Search is not case sensitive. A search for [new york times] is the same as a search for [New York Times].
Punctuation is mostly ignored, though there are some exceptions.
Tips for Better Searches
Keep it simple. Many queries won't require advanced operators or unusual syntax.
Looking for a particular company: Enter its name, or as much of its name as you can recall.
Looking for a particular concept, place, or product: Start with its name.
Looking for a pizza restaurant: Enter pizza and the name of your town or your zip code.
Consider what terms are likely to appear on the page you're looking for. Search with those words.

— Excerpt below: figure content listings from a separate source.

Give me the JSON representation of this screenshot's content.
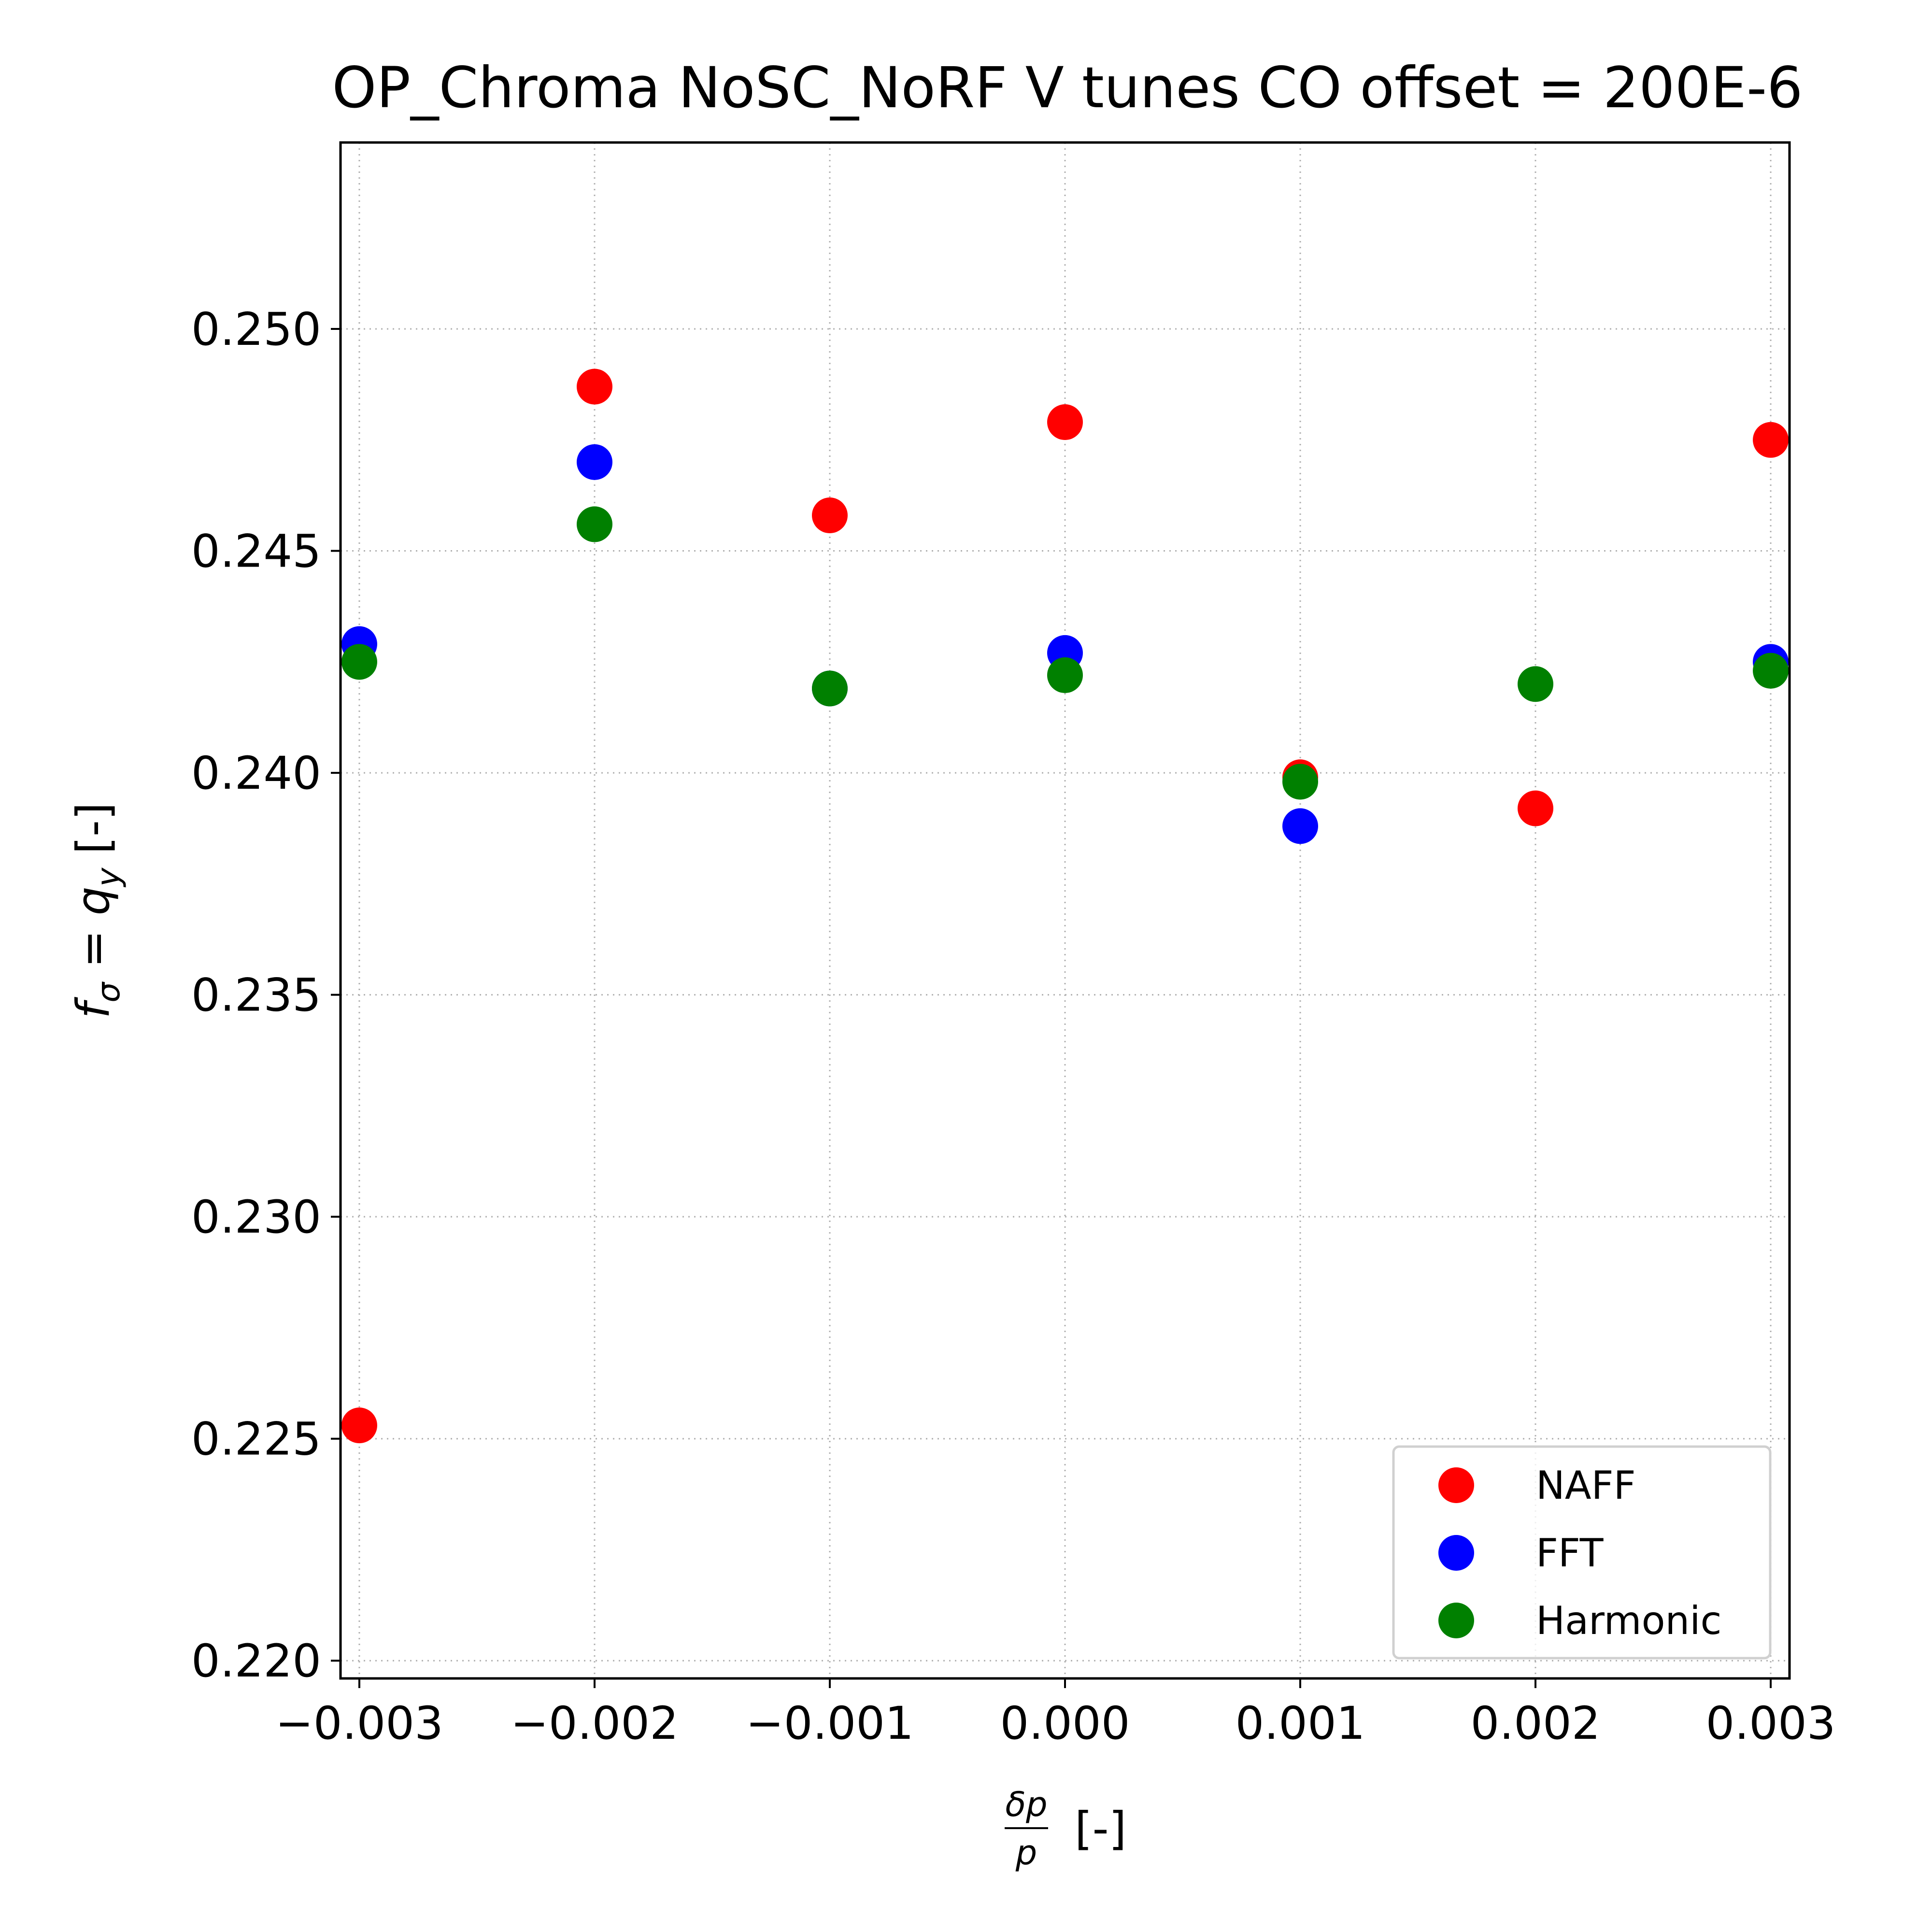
{
  "chart_data": {
    "type": "scatter",
    "title": "OP_Chroma NoSC_NoRF V tunes CO offset = 200E-6",
    "xlabel_num": "δp",
    "xlabel_den": "p",
    "xlabel_suffix": "[-]",
    "ylabel_main": "f",
    "ylabel_sub1": "σ",
    "ylabel_eq": " = ",
    "ylabel_q": "q",
    "ylabel_sub2": "y",
    "ylabel_suffix": "[-]",
    "xlim": [
      -0.00308,
      0.00308
    ],
    "ylim": [
      0.2196,
      0.2542
    ],
    "xticks": [
      -0.003,
      -0.002,
      -0.001,
      0.0,
      0.001,
      0.002,
      0.003
    ],
    "xtick_labels": [
      "−0.003",
      "−0.002",
      "−0.001",
      "0.000",
      "0.001",
      "0.002",
      "0.003"
    ],
    "yticks": [
      0.22,
      0.225,
      0.23,
      0.235,
      0.24,
      0.245,
      0.25
    ],
    "ytick_labels": [
      "0.220",
      "0.225",
      "0.230",
      "0.235",
      "0.240",
      "0.245",
      "0.250"
    ],
    "grid": true,
    "legend_position": "lower-right",
    "series": [
      {
        "name": "NAFF",
        "color": "#ff0000",
        "x": [
          -0.003,
          -0.002,
          -0.001,
          0.0,
          0.001,
          0.002,
          0.003
        ],
        "y": [
          0.2253,
          0.2487,
          0.2458,
          0.2479,
          0.2399,
          0.2392,
          0.2475
        ]
      },
      {
        "name": "FFT",
        "color": "#0000ff",
        "x": [
          -0.003,
          -0.002,
          -0.001,
          0.0,
          0.001,
          0.003
        ],
        "y": [
          0.2429,
          0.247,
          0.2419,
          0.2427,
          0.2388,
          0.2425
        ]
      },
      {
        "name": "Harmonic",
        "color": "#008000",
        "x": [
          -0.003,
          -0.002,
          -0.001,
          0.0,
          0.001,
          0.002,
          0.003
        ],
        "y": [
          0.2425,
          0.2456,
          0.2419,
          0.2422,
          0.2398,
          0.242,
          0.2423
        ]
      }
    ]
  }
}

A search engine is not a human, it is a program that matches the words you give to pages on the web.
Looking for medical information: Instead of using [my head hurts], use [headache].
Answering the question [in what country are bats considered an omen of good luck?]: Though this question is clear to most people, a source that answers the question may not use those words. Instead, search for [bats are considered good luck in] or even just [bats good luck]. These are words that the page will probably include.
Describe what you need with as few terms as possible.
The goal of each word in a query is to focus it further. Since all words are used, each additional word limits the results.
If you limit the search too much, you will miss a lot of useful information.
if you start with fewer keywords and don't get what you need, the results will usually give you a good indication of what additional words are needed to refine your results. Example:[weather cancun] is likely to give better results than the longer [weather report for cancun mexico].
Choose descriptive words.
The more unique the word, the more likely you are to get relevant results.
Even if the word has the correct meaning but it is not the one most people use, it may not match the pages you need.
Words that are not very descriptive cna usually be omitted (e.g., 'document,' 'website,' 'company,' or 'info'). Example:[celebrity ringtones] is more descriptive and specific than [celebrity sounds].